Et là, j'ai peur. Vraiment. Il continue à s'agiter, les larmes coulent, ses yeux m'accrochent, toujours aucun son et ses lèvres bleuissent tandis que ses joues pâlissent. Que faire ? Appeler le 15 ? Pas le temps.
Je le pose sur la table de jardin, devant moi, les deux poings sous le creux xyphoïdien, et je pousse, vite et fort, vers le haut.
Je ne vois pas son visage, mais pour la première depuis 30 ou 40 très longues secondes, je l'entends pleurer. C'est étouffé mais ça sort, et donc ça rentre aussi. Il respire. Je respire aussi.

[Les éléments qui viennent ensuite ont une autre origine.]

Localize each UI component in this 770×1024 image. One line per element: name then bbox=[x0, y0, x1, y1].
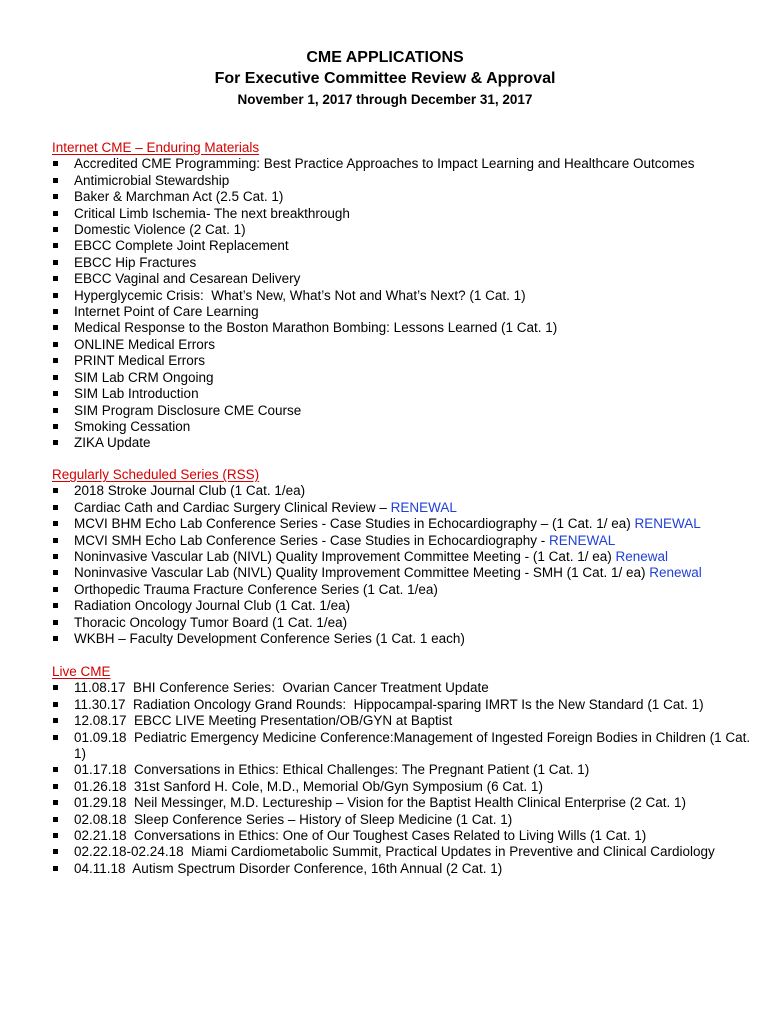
list-item bbox=[52, 500, 752, 516]
list-item bbox=[52, 255, 752, 271]
live-cme-section bbox=[52, 664, 752, 877]
item-text: PRINT Medical Errors bbox=[74, 353, 206, 369]
square-bullet-icon bbox=[53, 194, 58, 199]
square-bullet-icon bbox=[53, 276, 58, 281]
list-item bbox=[52, 516, 752, 532]
square-bullet-icon bbox=[53, 325, 58, 330]
item-text: EBCC Hip Fractures bbox=[74, 254, 197, 270]
list-item bbox=[52, 631, 752, 647]
list-item bbox=[52, 713, 752, 729]
item-text: Hyperglycemic Crisis: What’s New, What’s Not and What’s Next? (1 Cat. 1) bbox=[74, 287, 526, 303]
item-text: SIM Lab CRM Ongoing bbox=[74, 369, 214, 385]
list-item bbox=[52, 370, 752, 386]
live-cme-list bbox=[52, 680, 752, 877]
list-item bbox=[52, 419, 752, 435]
square-bullet-icon bbox=[53, 587, 58, 592]
square-bullet-icon bbox=[53, 391, 58, 396]
list-item bbox=[52, 844, 752, 860]
item-text: Antimicrobial Stewardship bbox=[74, 172, 230, 188]
list-item bbox=[52, 386, 752, 402]
list-item bbox=[52, 288, 752, 304]
item-text: Critical Limb Ischemia- The next breakthrough bbox=[74, 205, 350, 221]
square-bullet-icon bbox=[53, 570, 58, 575]
square-bullet-icon bbox=[53, 849, 58, 854]
internet-cme-heading: Internet CME – Enduring Materials bbox=[52, 140, 260, 155]
item-text: 01.09.18 Pediatric Emergency Medicine Conference:Management of Ingested Foreign Bodies in Children (1 Cat. 1) bbox=[74, 729, 754, 762]
square-bullet-icon bbox=[53, 293, 58, 298]
list-item bbox=[52, 173, 752, 189]
rss-list bbox=[52, 483, 752, 647]
item-text: 01.26.18 31st Sanford H. Cole, M.D., Memorial Ob/Gyn Symposium (6 Cat. 1) bbox=[74, 778, 543, 794]
list-item bbox=[52, 812, 752, 828]
item-text: MCVI SMH Echo Lab Conference Series - Case Studies in Echocardiography - bbox=[74, 532, 549, 548]
square-bullet-icon bbox=[53, 603, 58, 608]
square-bullet-icon bbox=[53, 817, 58, 822]
item-text: MCVI BHM Echo Lab Conference Series - Case Studies in Echocardiography – (1 Cat. 1/ ea) bbox=[74, 516, 635, 532]
item-text: Noninvasive Vascular Lab (NIVL) Quality Improvement Committee Meeting - SMH (1 Cat. 1/ ea) bbox=[74, 565, 650, 581]
list-item bbox=[52, 697, 752, 713]
list-item bbox=[52, 304, 752, 320]
square-bullet-icon bbox=[53, 620, 58, 625]
square-bullet-icon bbox=[53, 342, 58, 347]
rss-heading: Regularly Scheduled Series (RSS) bbox=[52, 467, 260, 482]
list-item bbox=[52, 795, 752, 811]
item-text: Cardiac Cath and Cardiac Surgery Clinical Review – bbox=[74, 499, 391, 515]
item-text: SIM Program Disclosure CME Course bbox=[74, 402, 302, 418]
renewal-tag: RENEWAL bbox=[548, 532, 616, 548]
square-bullet-icon bbox=[53, 505, 58, 510]
list-item bbox=[52, 598, 752, 614]
list-item bbox=[52, 353, 752, 369]
item-text: Internet Point of Care Learning bbox=[74, 304, 259, 320]
item-text: Noninvasive Vascular Lab (NIVL) Quality Improvement Committee Meeting - (1 Cat. 1/ ea) bbox=[74, 549, 616, 565]
rss-section bbox=[52, 467, 752, 647]
item-text: 12.08.17 EBCC LIVE Meeting Presentation/OB/GYN at Baptist bbox=[74, 713, 453, 729]
list-item bbox=[52, 206, 752, 222]
list-item bbox=[52, 582, 752, 598]
square-bullet-icon bbox=[53, 178, 58, 183]
date-range: November 1, 2017 through December 31, 2017 bbox=[237, 92, 533, 107]
square-bullet-icon bbox=[53, 538, 58, 543]
square-bullet-icon bbox=[53, 488, 58, 493]
internet-cme-list bbox=[52, 156, 752, 451]
list-item bbox=[52, 320, 752, 336]
item-text: 11.30.17 Radiation Oncology Grand Rounds: Hippocampal-sparing IMRT Is the New Standard (1 Cat. 1) bbox=[74, 696, 704, 712]
square-bullet-icon bbox=[53, 784, 58, 789]
renewal-tag: Renewal bbox=[615, 549, 668, 565]
list-item bbox=[52, 549, 752, 565]
list-item bbox=[52, 533, 752, 549]
square-bullet-icon bbox=[53, 408, 58, 413]
list-item bbox=[52, 762, 752, 778]
item-text: 04.11.18 Autism Spectrum Disorder Conference, 16th Annual (2 Cat. 1) bbox=[74, 860, 503, 876]
item-text: 02.08.18 Sleep Conference Series – History of Sleep Medicine (1 Cat. 1) bbox=[74, 811, 513, 827]
square-bullet-icon bbox=[53, 767, 58, 772]
square-bullet-icon bbox=[53, 161, 58, 166]
item-text: 2018 Stroke Journal Club (1 Cat. 1/ea) bbox=[74, 483, 306, 499]
document-title: CME APPLICATIONS bbox=[306, 49, 464, 66]
live-cme-heading: Live CME bbox=[52, 664, 111, 679]
square-bullet-icon bbox=[53, 243, 58, 248]
item-text: WKBH – Faculty Development Conference Series (1 Cat. 1 each) bbox=[74, 631, 465, 647]
square-bullet-icon bbox=[53, 424, 58, 429]
renewal-tag: RENEWAL bbox=[390, 499, 457, 515]
list-item bbox=[52, 403, 752, 419]
square-bullet-icon bbox=[53, 375, 58, 380]
square-bullet-icon bbox=[53, 521, 58, 526]
list-item bbox=[52, 828, 752, 844]
list-item bbox=[52, 238, 752, 254]
square-bullet-icon bbox=[53, 866, 58, 871]
item-text: Baker & Marchman Act (2.5 Cat. 1) bbox=[74, 189, 284, 205]
list-item bbox=[52, 680, 752, 696]
item-text: 02.21.18 Conversations in Ethics: One of Our Toughest Cases Related to Living Wills (1 Cat. 1) bbox=[74, 828, 647, 844]
square-bullet-icon bbox=[53, 309, 58, 314]
item-text: EBCC Complete Joint Replacement bbox=[74, 238, 289, 254]
square-bullet-icon bbox=[53, 358, 58, 363]
list-item bbox=[52, 222, 752, 238]
list-item bbox=[52, 779, 752, 795]
item-text: ZIKA Update bbox=[74, 435, 151, 451]
item-text: Orthopedic Trauma Fracture Conference Series (1 Cat. 1/ea) bbox=[74, 581, 438, 597]
item-text: ONLINE Medical Errors bbox=[74, 336, 216, 352]
item-text: 01.17.18 Conversations in Ethics: Ethical Challenges: The Pregnant Patient (1 Cat. 1) bbox=[74, 762, 590, 778]
square-bullet-icon bbox=[53, 685, 58, 690]
list-item bbox=[52, 615, 752, 631]
list-item bbox=[52, 189, 752, 205]
document-subtitle: For Executive Committee Review & Approval bbox=[214, 70, 556, 87]
item-text: EBCC Vaginal and Cesarean Delivery bbox=[74, 271, 301, 287]
square-bullet-icon bbox=[53, 260, 58, 265]
square-bullet-icon bbox=[53, 636, 58, 641]
item-text: SIM Lab Introduction bbox=[74, 386, 199, 402]
list-item bbox=[52, 156, 752, 172]
list-item bbox=[52, 565, 752, 581]
item-text: Medical Response to the Boston Marathon Bombing: Lessons Learned (1 Cat. 1) bbox=[74, 320, 558, 336]
item-text: Radiation Oncology Journal Club (1 Cat. 1/ea) bbox=[74, 598, 351, 614]
document-header bbox=[0, 47, 770, 109]
list-item bbox=[52, 483, 752, 499]
internet-cme-section bbox=[52, 140, 752, 452]
square-bullet-icon bbox=[53, 211, 58, 216]
list-item bbox=[52, 435, 752, 451]
item-text: Domestic Violence (2 Cat. 1) bbox=[74, 222, 246, 238]
square-bullet-icon bbox=[53, 833, 58, 838]
renewal-tag: Renewal bbox=[649, 565, 702, 581]
item-text: 11.08.17 BHI Conference Series: Ovarian Cancer Treatment Update bbox=[74, 680, 489, 696]
item-text: Accredited CME Programming: Best Practice Approaches to Impact Learning and Healthcare Outcomes bbox=[74, 156, 695, 172]
item-text: Thoracic Oncology Tumor Board (1 Cat. 1/ea) bbox=[74, 614, 348, 630]
item-text: Smoking Cessation bbox=[74, 418, 191, 434]
list-item bbox=[52, 271, 752, 287]
square-bullet-icon bbox=[53, 718, 58, 723]
square-bullet-icon bbox=[53, 800, 58, 805]
item-text: 01.29.18 Neil Messinger, M.D. Lectureship – Vision for the Baptist Health Clinical Enterprise (2 Cat. 1) bbox=[74, 795, 687, 811]
list-item bbox=[52, 337, 752, 353]
square-bullet-icon bbox=[53, 554, 58, 559]
item-text: 02.22.18-02.24.18 Miami Cardiometabolic Summit, Practical Updates in Preventive and Clinical Cardiology bbox=[74, 844, 715, 860]
square-bullet-icon bbox=[53, 735, 58, 740]
list-item bbox=[52, 861, 752, 877]
square-bullet-icon bbox=[53, 440, 58, 445]
renewal-tag: RENEWAL bbox=[634, 516, 701, 532]
list-item bbox=[52, 730, 752, 763]
square-bullet-icon bbox=[53, 702, 58, 707]
square-bullet-icon bbox=[53, 227, 58, 232]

Il m'a fallu ensuite deux tentatives, en y rentrant l'index entier, pour réussir à l'attraper et le sortir, ce p*** de bout de morceau de brioche compactée de mes deux, agrémenté de pépites de chocolats et de filets de sang.

Et voilà. Il ne s'est pas écoulé une minute, Dragon2 est rose, il pleure, ses petits bras me serrent fort, sa tête est dans mon cou, mes jambes ne me portent plus et mes surrénales viennent de griller 3 années d'un coup.

Ce que j'en conclus :
- Que dans l'urgence, c'est le sous-cortical qui prime, et c'est bien mieux comme ça.
- Que j'aurais jamais cru que mon premier Heimlich ce serait sur un de mes enfants.
- Que même en sachant pertinemment qu'il allait bien, j'ai quand même été raconter mon histoire à mon collègue de garde, parce que ce temps "post-critique" aux urgences est une nécessité. (Je ne l'ai jamais fait, mais je l'ai vu faire : ne jamais banaliser, même une bête convulsion fébrile).
- Que la vraie vie tient parfois à d'infimes détails : un pain au lait, 5 ou 6 mètres, quelques minutes...

Déjà le souvenir en est flou, comme si la résilience avait mis l'accent sur "oubli accéléré". Oublions. Oublions ce visage paniqué aux lèvres violettes dont aucun son ne sort, oublions que l'impensable peut se produire à n'importe quel moment, et surtout surtout, oublions les pains au lait.